Richard Strozzi-Heckler holds a Ph.D. in Psychology, is a 6th Degree black belt in Aikido, and has been teaching somatic coaching, aikido, and leadership over the last twenty-five years. He is co-founder of the Lomi School, Strozzi Institute, and the Two Rock Aikido dojo. He is a successful writer, having published four books including the classic The Anatomy of Change; In Search of the Warrior Spirit, which chronicles how his teaching helped an Army Special Forces unit dramatically increase its measurable performance; and most recently Holding the Center, Sanctuary in a Time of Confusion.

Richard and Bert begin the conversation by discussing some of the more recent activities Richard has been involved in, which have largely been about finding ways to bring a somatic orientation into international relations. He has been working with the Monterey Defense Language Institute, developing a conference called "Somatics and Counter-Terrorism." He also discusses his work in areas like Afghanistan, where he has created a somatic-based leadership program for the Afghani army.

Richard then gives a brief account of his involvement with the bodily arts, tracing it all back to a torn shirt and bloodied nose he received in a fight when he was 13 years old—and his parent’s fateful decision to put him in a Judo class. Later, in 1968, Richard began a meditation practice after spending time in India. He discusses his own definition of meditation as a way to control and exercise attention, a quality he recognizes as crucial in order to be an effective leader ("successful people should know how to concentrate.") As such, he teaches meditation in his workshops, under the guise of "Attention Training," a phrase which flies under the mainstream radar. An Integral Approach would completely agree with this use and definition of meditation, and go on to point out—in agreement with the great contemplative traditions—that not only can meditation train attention in extraordinary ways, but it can offer a radical freedom and release from all forms, functions, and movements of mind. From this Ultimate view, the quality of attention—whether untrained and roaming, or disciplined and pin-point—can be seen as simply another manifestation of the separate self-sense or self-contraction. However, this in no way makes attention training “bad;” rather, it’s one of the most powerful tools at our disposal. All of this simply goes to clarify the fact that meditation can function in several ways, one of which is to train attention, and another is to introduce us to the awareness that is beyond, or prior to, attention.

Richard goes on to offer a synopsis of his own interpretation of the body, which he describes in terms of five domains: the domain of action, the domain of moods and emotions, the domain of learning through recurrent practice, the domain of coordination and intersubjective harmony, and the domain of dignity.

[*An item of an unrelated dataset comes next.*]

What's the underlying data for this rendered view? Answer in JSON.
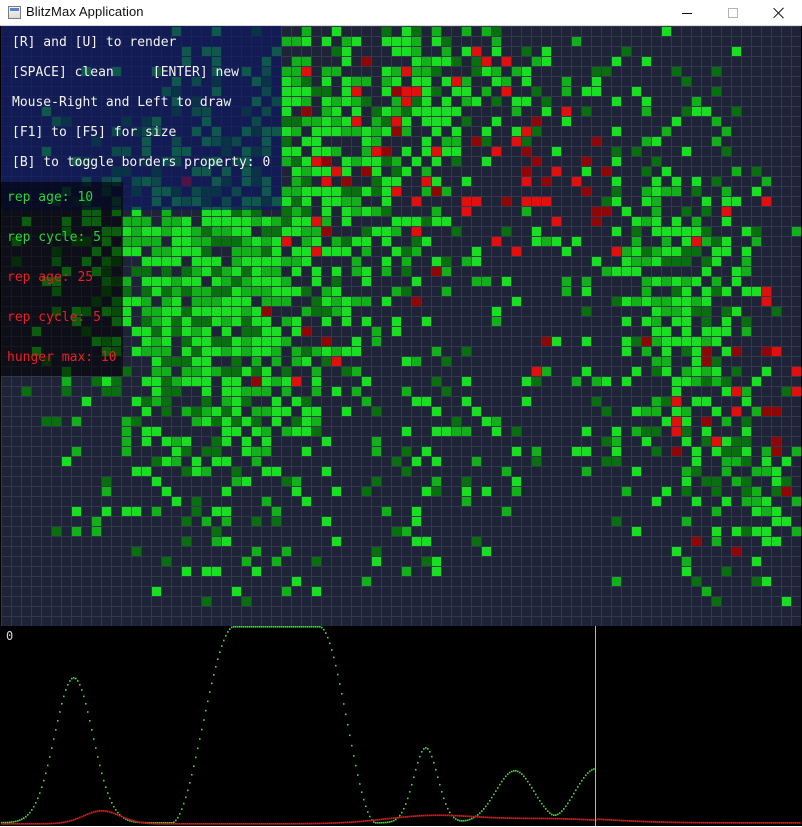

An Integral Approach is often summarized as including “body, mind, and spirit, in self, culture, and nature,” and the somatic arts are an essential and indispensable part of that equation, naturally focusing primarily on “body” and how it affects the other fundamental dimensions of human experience. Likewise, an integral view posits that for every interior feeling, thought, or apprehension there is an exterior and correlative “body” that quite literally “supports” that experience, whether a gross body, subtle body, or causal body. Somatic or body-based approaches quite correctly notice that if you modify any one of these bodies you will produce a change in one’s interior experience, an important truth that must be included in any truly integral model.

Richard's career and practice is one wave on the evolving ocean towards a more comprehensive understanding of the human condition, and we invite you to enjoy this fascinating exploration into his work with one of Integral Institute’s most experienced founding members….

transmission time: 28 minutes

keywords: somatics, Albert Mehrabian, Silent Messages, martial arts, aikido, Monterey Defense Language Institute, terrorism, Afghanistan, Iraq, judo, Chogyam Trungpa, Naropa, Lomi, rolfing, Army Special Forces, George Leonard, Integral Life Practice, The Anatomy of Change, In Search of the Warrior Spirit, Holding the Center: Sanctuary in a Time of Confusion, "What is Integral?," A Theory of Everything.

most memorable moment: "We could say that one of the things that leaders do is that they make declarations about the future, sort of like Martin Luther King's speech. And our basic claim is that when exemplary leaders speak that way they aren't separate from their declaration, they are that declaration. So we have practices where people will make declarations inside of a physical practice, so we bring those two things together."